A chegada de 2026 e o início do calendário eleitoral trouxeram uma súbita mudança de postura do Governo de Minas Gerais em relação à Polícia Civil. O governador Romeu Zema e o vice-governador Mateus Simões anunciaram, nesta semana, um pacote de investimentos de pouco mais de R$ 4 milhões para reformas estruturais na Academia de Polícia Civil (Acadepol).
Embora a climatização e a pintura nova sejam bem-vindas, o Sindpol-MG alerta a categoria e a sociedade para os bastidores do anúncio. Para a entidade, a medida soa como “maquiagem” de fim de mandato e esconde a falta de prioridade orçamentária do Estado com a segurança pública.
Recursos não são do Tesouro Estadual
Um dos pontos críticos levantados pelo sindicato é a origem do dinheiro. Ao contrário do que a propaganda oficial sugere, os recursos não representam um esforço financeiro do Governo Zema.
A verba é composta por repasses do Acordo de Brumadinho, verbas do Ministério Público e do Fundo Nacional de Segurança Pública. Ou seja, trata-se de recurso “carimbado” de outras fontes, evidenciando que a valorização da Polícia Civil continua fora das prioridades do orçamento estadual.

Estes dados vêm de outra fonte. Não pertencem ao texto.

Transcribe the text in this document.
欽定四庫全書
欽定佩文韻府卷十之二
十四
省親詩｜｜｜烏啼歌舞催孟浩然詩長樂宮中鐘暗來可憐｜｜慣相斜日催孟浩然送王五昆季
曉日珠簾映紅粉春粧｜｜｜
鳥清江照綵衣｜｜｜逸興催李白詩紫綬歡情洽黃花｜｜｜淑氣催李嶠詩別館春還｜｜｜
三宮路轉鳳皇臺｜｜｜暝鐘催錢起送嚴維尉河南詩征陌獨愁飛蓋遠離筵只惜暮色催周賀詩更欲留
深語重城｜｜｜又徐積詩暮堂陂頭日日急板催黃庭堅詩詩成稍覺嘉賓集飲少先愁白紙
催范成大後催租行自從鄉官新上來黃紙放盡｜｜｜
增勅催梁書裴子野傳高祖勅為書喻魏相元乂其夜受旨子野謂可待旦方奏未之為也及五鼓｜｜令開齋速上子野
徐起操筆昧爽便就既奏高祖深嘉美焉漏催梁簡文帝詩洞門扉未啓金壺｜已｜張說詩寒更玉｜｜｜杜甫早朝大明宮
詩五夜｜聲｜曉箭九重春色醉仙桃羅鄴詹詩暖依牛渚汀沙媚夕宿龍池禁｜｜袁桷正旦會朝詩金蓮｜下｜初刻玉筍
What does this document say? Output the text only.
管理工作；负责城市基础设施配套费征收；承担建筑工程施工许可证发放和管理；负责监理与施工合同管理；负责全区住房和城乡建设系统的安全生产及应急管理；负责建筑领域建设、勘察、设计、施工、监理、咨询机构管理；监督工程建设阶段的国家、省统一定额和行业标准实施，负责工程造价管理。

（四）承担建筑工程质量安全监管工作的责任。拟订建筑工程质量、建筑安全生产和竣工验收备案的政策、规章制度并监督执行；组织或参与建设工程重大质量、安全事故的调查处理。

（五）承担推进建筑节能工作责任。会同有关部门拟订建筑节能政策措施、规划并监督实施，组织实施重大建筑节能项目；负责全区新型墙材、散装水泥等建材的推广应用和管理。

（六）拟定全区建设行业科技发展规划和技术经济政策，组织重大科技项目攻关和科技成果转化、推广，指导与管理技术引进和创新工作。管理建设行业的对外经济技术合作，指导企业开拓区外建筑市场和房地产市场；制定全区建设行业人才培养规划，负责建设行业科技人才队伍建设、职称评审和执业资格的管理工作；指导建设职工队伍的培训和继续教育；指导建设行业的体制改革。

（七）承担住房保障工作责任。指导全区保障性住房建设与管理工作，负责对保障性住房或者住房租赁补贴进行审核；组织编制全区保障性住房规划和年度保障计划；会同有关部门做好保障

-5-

Tijolo novo não ensina a investigar
Mais grave que a questão financeira é o descompasso entre a reforma física e a necessidade pedagógica. Uma pesquisa recente realizada pelo Sindpol com seus filiados revelou um dado alarmante: quase 60% dos policiais civis afirmam que a instituição não está preparada para enfrentar o crime organizado.
“O policial civil não quer apenas aula EAD. Quer inteligência policial, investigação moderna, capacitação prática e tecnologia. O ensino precisa evoluir. A formação precisa acompanhar o crime, que já é organizado, tecnológico e violento”, destaca Wemerson Oliveira, presidente do Sindpol-MG.
Para a entidade, investir em paredes sem modernizar a grade curricular e sem valorizar os instrutores é uma medida paliativa que não resolve a insegurança nas ruas.
Ordem e Progresso: Uma vitória da pressão sindical
O pacote anunciado também inclui melhorias para o Colégio Ordem e Progresso. O Sindpol ressalta, no entanto, que esse investimento não é um ato de bondade do Executivo, mas o resultado direto de intensa pressão da categoria.
Foram meses de ofícios, reuniões com secretários e cobranças junto a deputados estaduais para garantir dignidade aos filhos dos policiais. O sindicato reforça que, além da infraestrutura, a escola necessita de transformações pedagógicas e de gestão.
Central de Custódia: Improviso após escândalo
Outro anúncio foi a criação de uma Central de Custódia, uma demanda histórica do Sindpol para retirar presos das delegacias. Contudo, a ação do governo ocorre apenas após a ampla repercussão negativa do escândalo da delegacia do Barreiro.
A solução apresentada — o uso de um imóvel alugado em caráter emergencial — demonstra, mais uma vez, a falta de planejamento de longo prazo para a Polícia Civil.
Obra não compra silêncio
O posicionamento do Sindpol é claro: reformas são necessárias, mas não substituem a principal demanda da categoria, que é a recomposição das perdas inflacionárias e a valorização salarial.
“Governador, obrigado pela reforma. Mas obra não apaga anos de desvalorização salarial, nem compra o silêncio da categoria na hora do voto”, finaliza Wemerson.
O Sindpol-MG reafirma que segurança pública de qualidade não se faz com anúncios pontuais em ano de urna, mas com investimento contínuo, respeito institucional e salário digno para quem sustenta o Estado.